Annals of the Institute of Statistical Mathematics ( IF 0.8 ) Pub Date : 2022-01-10 , DOI: 10.1007/s10463-021-00816-0 Fengrui Di 1 , Lei Wang 1
Statistical analysis of large-scale dataset is challenging due to the limited memory constraint and computation source and calls for the efficient distributed methods. In this paper, we mainly study the distributed estimation and inference for composite quantile regression (CQR).

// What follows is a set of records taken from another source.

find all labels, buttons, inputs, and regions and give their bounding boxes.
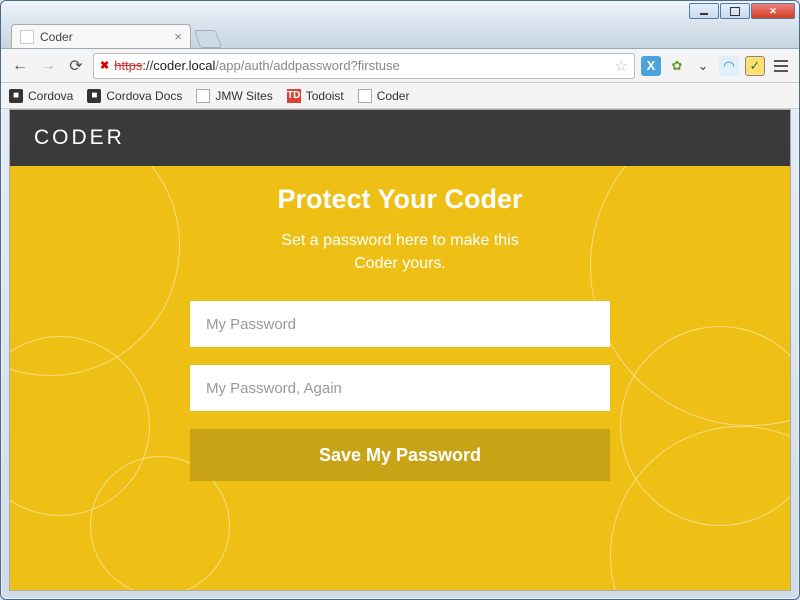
cordova-icon: ■ xyxy=(87,89,101,103)
subtitle-line-2: Coder yours. xyxy=(354,255,446,272)
bookmark-cordova[interactable]: ■ Cordova xyxy=(9,89,73,103)
tab-close-button[interactable]: × xyxy=(174,29,182,44)
tab-title: Coder xyxy=(40,30,73,44)
browser-tab[interactable]: Coder × xyxy=(11,24,191,48)
reload-button[interactable]: ⟳ xyxy=(65,55,87,77)
app-body: Protect Your Coder Set a password here t… xyxy=(10,166,790,590)
password-confirm-input[interactable] xyxy=(190,365,610,411)
todoist-icon: TD xyxy=(287,89,301,103)
bookmark-label: Cordova xyxy=(28,89,73,103)
bookmark-label: Coder xyxy=(377,89,410,103)
page-icon xyxy=(196,89,210,103)
extension-wave-icon[interactable]: ◠ xyxy=(719,56,739,76)
window-maximize-button[interactable] xyxy=(720,3,750,19)
bookmark-label: Cordova Docs xyxy=(106,89,182,103)
window-close-button[interactable]: ✕ xyxy=(751,3,795,19)
extension-pocket-icon[interactable]: ⌄ xyxy=(693,56,713,76)
bookmarks-bar: ■ Cordova ■ Cordova Docs JMW Sites TD To… xyxy=(1,83,799,109)
page-icon xyxy=(358,89,372,103)
window-titlebar: ✕ xyxy=(1,1,799,21)
back-button[interactable]: ← xyxy=(9,55,31,77)
extension-x-icon[interactable]: X xyxy=(641,56,661,76)
password-setup-panel: Protect Your Coder Set a password here t… xyxy=(10,166,790,481)
extension-check-icon[interactable]: ✓ xyxy=(745,56,765,76)
url-sep: :// xyxy=(142,58,153,73)
window-minimize-button[interactable] xyxy=(689,3,719,19)
tab-strip: Coder × xyxy=(1,21,799,49)
url-scheme: https xyxy=(114,58,142,73)
subtitle-line-1: Set a password here to make this xyxy=(281,232,518,249)
page-subtitle: Set a password here to make this Coder y… xyxy=(281,229,518,275)
password-input[interactable] xyxy=(190,301,610,347)
bookmark-star-icon[interactable]: ☆ xyxy=(615,57,628,75)
new-tab-button[interactable] xyxy=(194,30,223,48)
bookmark-label: Todoist xyxy=(306,89,344,103)
insecure-lock-icon: ✖ xyxy=(100,59,110,72)
bookmark-coder[interactable]: Coder xyxy=(358,89,410,103)
address-bar[interactable]: ✖ https :// coder.local /app/auth/addpas… xyxy=(93,53,635,79)
save-password-button[interactable]: Save My Password xyxy=(190,429,610,481)
bookmark-cordova-docs[interactable]: ■ Cordova Docs xyxy=(87,89,182,103)
bookmark-jmw-sites[interactable]: JMW Sites xyxy=(196,89,272,103)
browser-menu-button[interactable] xyxy=(771,56,791,76)
forward-button[interactable]: → xyxy=(37,55,59,77)
url-host: coder.local xyxy=(153,58,215,73)
bookmark-todoist[interactable]: TD Todoist xyxy=(287,89,344,103)
url-path: /app/auth/addpassword?firstuse xyxy=(215,58,399,73)
app-header: CODER xyxy=(10,110,790,166)
extension-leaf-icon[interactable]: ✿ xyxy=(667,56,687,76)
app-brand: CODER xyxy=(34,126,125,150)
page-title: Protect Your Coder xyxy=(277,184,522,215)
cordova-icon: ■ xyxy=(9,89,23,103)
page-viewport: CODER Protect Your Coder Set a password … xyxy=(9,109,791,591)
bookmark-label: JMW Sites xyxy=(215,89,272,103)
browser-toolbar: ← → ⟳ ✖ https :// coder.local /app/auth/… xyxy=(1,49,799,83)
window-frame: ✕ Coder × ← → ⟳ ✖ https :// coder.local … xyxy=(0,0,800,600)
tab-favicon-icon xyxy=(20,30,34,44)
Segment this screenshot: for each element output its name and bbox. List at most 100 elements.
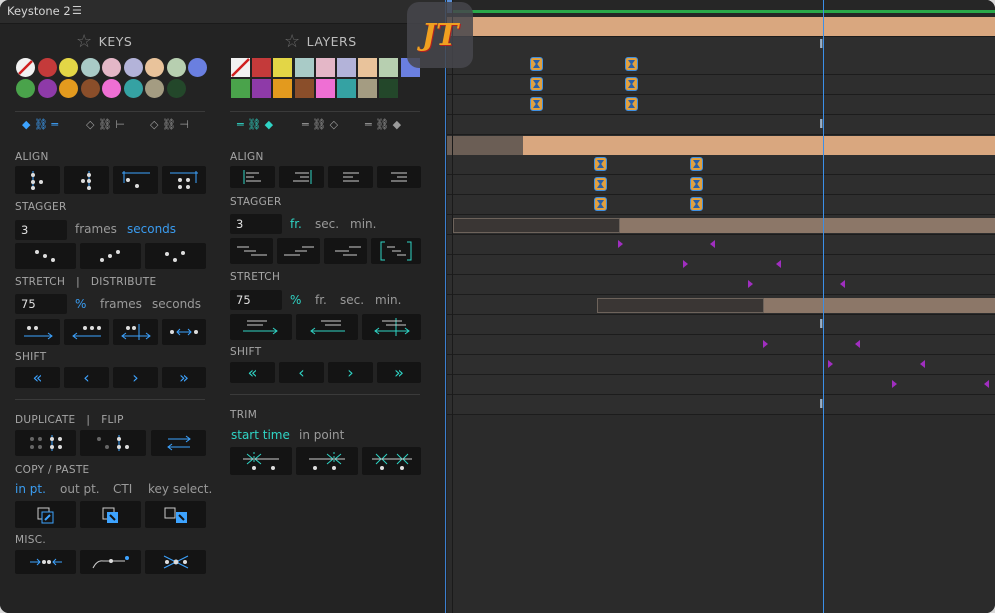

For computational and statistical efficiency, we propose to apply a smoothing idea to the CQR loss function for the distributed data and then successively refine the estimator via multiple rounds of aggregations. Based on the Bahadur representation, we derive the asymptotic normality of the proposed multi-round smoothed CQR estimator and show that it also achieves the same efficiency of the ideal CQR estimator by analyzing the entire dataset simultaneously. Moreover, to improve the efficiency of the CQR, we propose a multi-round smoothed weighted CQR estimator. Extensive numerical experiments on both simulated and real data validate the superior performance of the proposed estimators.
中文翻译:
分布式数据的多轮平滑复合分位数回归
由于内存限制和计算源的限制,大规模数据集的统计分析具有挑战性,需要高效的分布式方法。在本文中,我们主要研究复合分位数回归(CQR)的分布式估计和推理。为了计算和统计效率,我们建议将平滑思想应用于分布式数据的 CQR 损失函数,然后通过多轮聚合连续细化估计量。基于 Bahadur 表示,我们推导了所提出的多轮平滑 CQR 估计器的渐近正态性,并表明它通过同时分析整个数据集也达到了与理想 CQR 估计器相同的效率。此外,为了提高 CQR 的效率,我们提出了一种多轮平滑加权 CQR 估计器。